The fair spring weather has tempted some local mountain bikers to get out on the trails. According to the North Okanagan Cycling Society (NOCS) and BC Parks, many local trails are not ready to ride even if they are clear of snow.
This is because when trails thaw in the spring they become wet and soft, making it easy for ruts or deep footprints to be left behind.
“With the warm weather, our minds shift quickly away from the snow and into the dirt,” says NOCS trails director Jason Martin. “Please be smart with your actions and think about the trail conditions before you go. There are places to ride, you just have to be wise about the time of day and location.”
During the freeze-thaw cycle in the spring, the trails are at the highest risk of being damaged if used too early. The sun heats up the snow, which then melts, leaving groundwater and puddles behind. The saturated ground then freezes at night, causing groundwater to swell the compacted trail soil.

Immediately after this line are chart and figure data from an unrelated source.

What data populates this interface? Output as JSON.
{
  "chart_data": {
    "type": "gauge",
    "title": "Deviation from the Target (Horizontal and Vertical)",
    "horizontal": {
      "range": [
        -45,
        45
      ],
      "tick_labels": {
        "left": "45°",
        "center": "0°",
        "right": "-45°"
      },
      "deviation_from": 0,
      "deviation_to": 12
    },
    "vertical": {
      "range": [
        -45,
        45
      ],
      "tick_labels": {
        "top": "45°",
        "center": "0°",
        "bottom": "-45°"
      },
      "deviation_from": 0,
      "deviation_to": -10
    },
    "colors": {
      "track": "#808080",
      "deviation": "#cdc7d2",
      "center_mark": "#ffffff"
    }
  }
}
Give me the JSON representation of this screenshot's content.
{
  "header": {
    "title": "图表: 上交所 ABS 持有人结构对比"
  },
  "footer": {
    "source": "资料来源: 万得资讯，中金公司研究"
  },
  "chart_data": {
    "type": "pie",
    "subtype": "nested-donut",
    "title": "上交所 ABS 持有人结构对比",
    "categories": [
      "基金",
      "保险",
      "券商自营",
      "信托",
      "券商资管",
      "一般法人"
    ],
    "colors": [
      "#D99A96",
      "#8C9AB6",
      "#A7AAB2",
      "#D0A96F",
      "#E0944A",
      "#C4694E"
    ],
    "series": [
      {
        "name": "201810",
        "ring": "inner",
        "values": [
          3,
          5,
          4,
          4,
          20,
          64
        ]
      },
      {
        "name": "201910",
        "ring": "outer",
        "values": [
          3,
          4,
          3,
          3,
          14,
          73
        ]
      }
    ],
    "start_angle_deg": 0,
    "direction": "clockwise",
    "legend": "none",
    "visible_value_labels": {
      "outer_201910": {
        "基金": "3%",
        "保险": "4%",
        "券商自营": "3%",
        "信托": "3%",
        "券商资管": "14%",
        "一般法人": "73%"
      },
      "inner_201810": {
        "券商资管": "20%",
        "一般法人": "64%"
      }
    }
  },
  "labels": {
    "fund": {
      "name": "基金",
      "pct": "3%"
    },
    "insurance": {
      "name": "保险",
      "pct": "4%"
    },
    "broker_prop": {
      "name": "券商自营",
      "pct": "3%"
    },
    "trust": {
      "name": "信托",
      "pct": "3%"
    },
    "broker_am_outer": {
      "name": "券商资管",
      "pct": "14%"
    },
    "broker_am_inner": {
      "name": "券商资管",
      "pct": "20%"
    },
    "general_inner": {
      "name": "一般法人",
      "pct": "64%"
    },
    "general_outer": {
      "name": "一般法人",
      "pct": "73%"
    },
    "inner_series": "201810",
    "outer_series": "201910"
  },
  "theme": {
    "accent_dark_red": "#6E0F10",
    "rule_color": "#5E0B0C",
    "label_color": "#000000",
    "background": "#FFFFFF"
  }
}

A trail is not ready to ride if you see ruts, footprints deeper than a boot tread, or standing water. If you are dodging muddy sections and puddles, or there is mud sticking to your tires or shoes, that trail is not ready to ride or hike. Being on a trail too early also results in what is called “braiding” which is the human-caused widening of the trail to avoid muddy sections.
Unfortunately, some local mountain bikers, hikers, and horse riders have already caused damage that will take a significant amount of volunteer time to repair. A useful app to see the latest trail conditions reported by trail users is TrailForks available
NOCS maintains trails in Kalamalka Lake, Ellison, and SilverStar Provincial Parks, and was the 2018 BC Parks Volunteer Group of the Year.